The signing of the preliminary agreement is not mandatory, so you could directly set an appointment to the Notary’s with the seller and sign the final deed of sale. This could make the purchase faster and cheaper but it increases exponentially the risks that something may go wrong.


The final deed of sale


If everything is in order, as it happens most of the times, you’ll agree a date where to sign the final deed of sale with the Notary Public who is in charge to draft the deed, to verify the documents related to the real estate property and to register the deed.

With the mutual signing of the final deed, the ownership of the real property will be transferred, the agreement will be registered in the public real estate register, and the keys of the real estate will be given to you. If you need, you can appoint someone that will purchase the real estate in your name and on your behalf. In this case, a notarised power of attorney will be needed.

If you don’t know the Italian language, the final deed shall be necessarily translated into English or in another language you declare to understand.

With the final deed of sale, you’ll have to pay the balance and the deed shall indicate both the mediator and seller’s means of payment. On the same day, if requested, the loan will be released and the money will be transferred to the seller.



Mediator: if you signed the preliminary agreement through a mediator, you’ll pay him/her an amount between 2% plus VAT and 5% plus VAT of the price agreed.

Register Tax: an amount equivalent to 9% of the real estate value, which can be calculated either on the value established by the revenue agency or on the price that you agreed.

Let’s say you are going to buy a real estate for residential use. The revenue agency sets a market value for every real estate in order to calculate its tax cost. This value may be equal or may differ from the price that you agreed. In this last case, we suggest that you opt for paying taxes in relation to the amount settled by the revenue agency, to avoid paying more taxes in the future.
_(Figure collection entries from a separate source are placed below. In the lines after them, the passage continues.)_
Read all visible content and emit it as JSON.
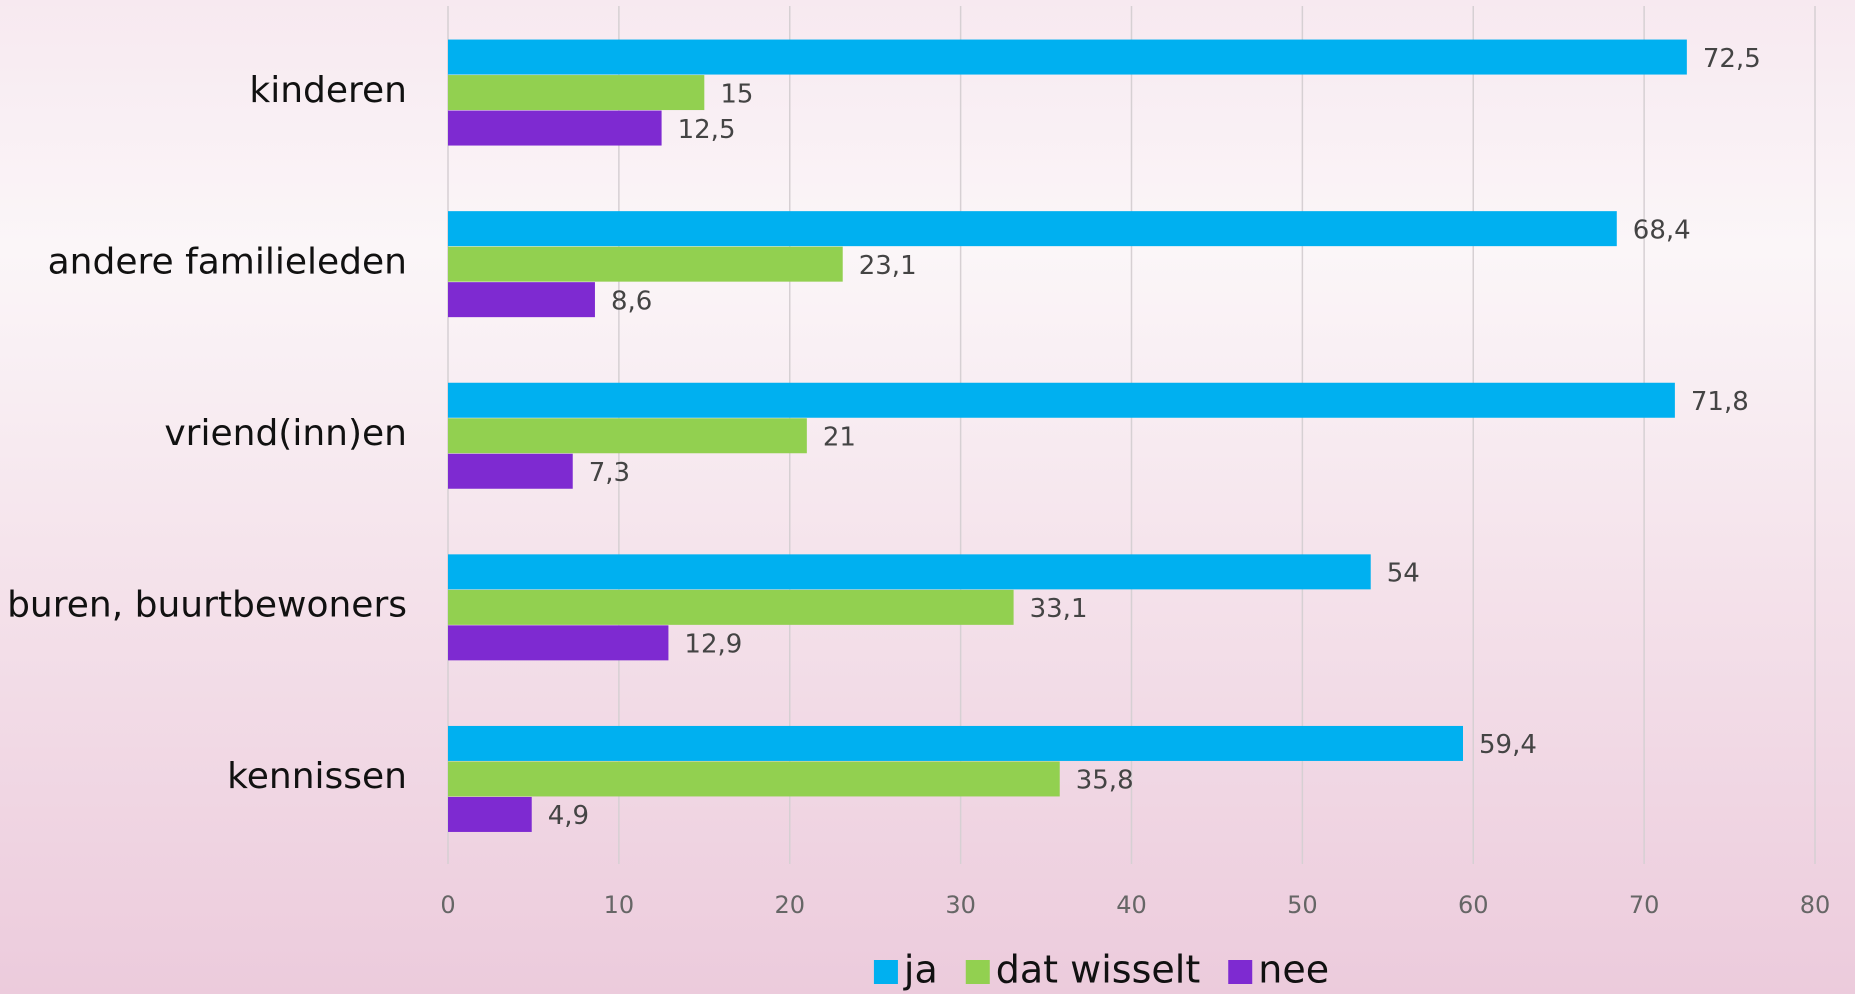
{
  "chart_data": {
    "type": "hbar",
    "categories": [
      "kinderen",
      "andere familieleden",
      "vriend(inn)en",
      "buren, buurtbewoners",
      "kennissen"
    ],
    "series": [
      {
        "name": "ja",
        "color": "#00b0f0",
        "values": [
          72.5,
          68.4,
          71.8,
          54,
          59.4
        ],
        "value_labels": [
          "72,5",
          "68,4",
          "71,8",
          "54",
          "59,4"
        ]
      },
      {
        "name": "dat wisselt",
        "color": "#92d050",
        "values": [
          15,
          23.1,
          21,
          33.1,
          35.8
        ],
        "value_labels": [
          "15",
          "23,1",
          "21",
          "33,1",
          "35,8"
        ]
      },
      {
        "name": "nee",
        "color": "#7e2ad1",
        "values": [
          12.5,
          8.6,
          7.3,
          12.9,
          4.9
        ],
        "value_labels": [
          "12,5",
          "8,6",
          "7,3",
          "12,9",
          "4,9"
        ]
      }
    ],
    "xlim": [
      0,
      80
    ],
    "xticks": [
      0,
      10,
      20,
      30,
      40,
      50,
      60,
      70,
      80
    ],
    "grid": true,
    "legend": "bottom"
  }
}
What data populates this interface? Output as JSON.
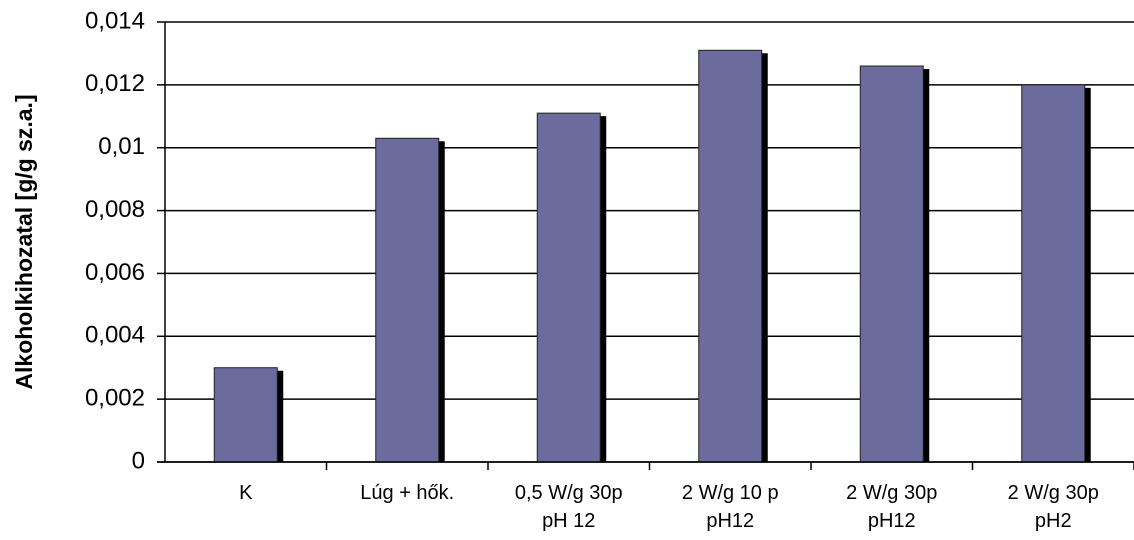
{
  "chart_data": {
    "type": "bar",
    "ylabel": "Alkoholkihozatal [g/g sz.a.]",
    "categories": [
      "K",
      "Lúg + hők.",
      "0,5 W/g 30p\npH 12",
      "2 W/g 10 p\npH12",
      "2 W/g 30p\npH12",
      "2 W/g 30p\npH2"
    ],
    "values": [
      0.003,
      0.0103,
      0.0111,
      0.0131,
      0.0126,
      0.012
    ],
    "color": "#6b6b9e",
    "ylim": [
      0,
      0.014
    ],
    "yticks": [
      0,
      {
        "value": 0.002,
        "label": "0,002"
      },
      {
        "value": 0.004,
        "label": "0,004"
      },
      {
        "value": 0.006,
        "label": "0,006"
      },
      {
        "value": 0.008,
        "label": "0,008"
      },
      {
        "value": 0.01,
        "label": "0,01"
      },
      {
        "value": 0.012,
        "label": "0,012"
      },
      {
        "value": 0.014,
        "label": "0,014"
      }
    ],
    "grid": true
  }
}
You can pay 2% instead of 9% of the register tax if you decide to ask for the “prima casa” (first house) tax relief. If you do so, you have to establish your residing address at the real estate you purchased within 18 months from the purchase.
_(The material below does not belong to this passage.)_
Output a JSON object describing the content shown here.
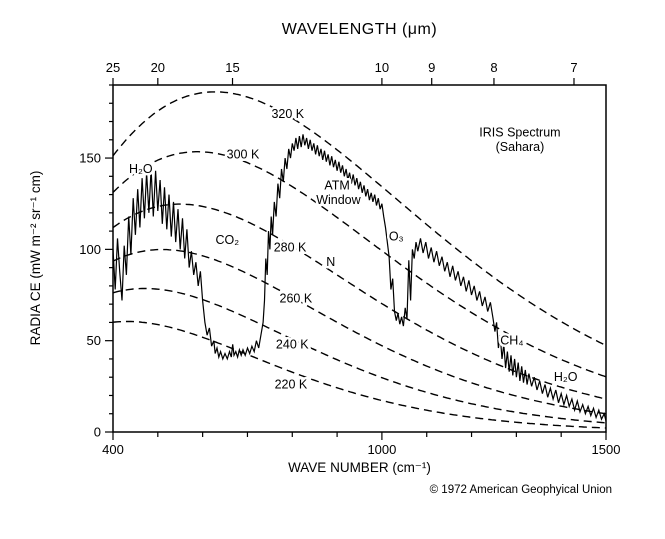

Mortgage Tax: you’ll also have to pay the mortgage tax and the cadastral tax respectively for € 50,00 each.

If you are buying the real estate from a construction company within 5 years from the building’s completion, you’ll pay 22% VAT if you are buying a luxury estate, or 10% VAT in any other case. You’ll pay 4% VAT if you buy a non-luxury estate and you ask for the “prima casa” tax relief. If it’s a luxury estate, you’ll pay the register tax, the mortgage tax and the cadastral tax for € 200,00 each. In any other case, they’ll be € 50,00 each.

You’ll also have to pay the Notary Public’s fees and, eventually, the translation fees.




The entire purchasing process can take from 2 to 10 months depending on the complexity of the negotiation and the amount of interventions needed.

It’s better to decide in advance if you want to buy a real estate for investment purposes or for living, because in this case the selection process shall be driven by other criteria besides your liking. Properties that are part of huge condominiums shall be avoided in any case, due to their uncomfortable living conditions (on average) and high maintenance and administration costs.

As a general rule, it is better to know beforehand any possible issues (i.e. the real estate compliance with the law) from the beginning, since this is possibly the heaviest task.

It is fundamental to be assisted by a professional throughout the entire process, so you won’t have any nasty surprises and you will get through this high bureaucracy process easily.

The main advantage of this high bureaucracy process lies in the fact that after the purchase, it’s pretty sure you won’t have any trouble of any kind related to the property ownership and to the purchase taxation. Also, consider that once the preliminary agreement is signed, there’ll be fewer possibilities that the deal won’t take place.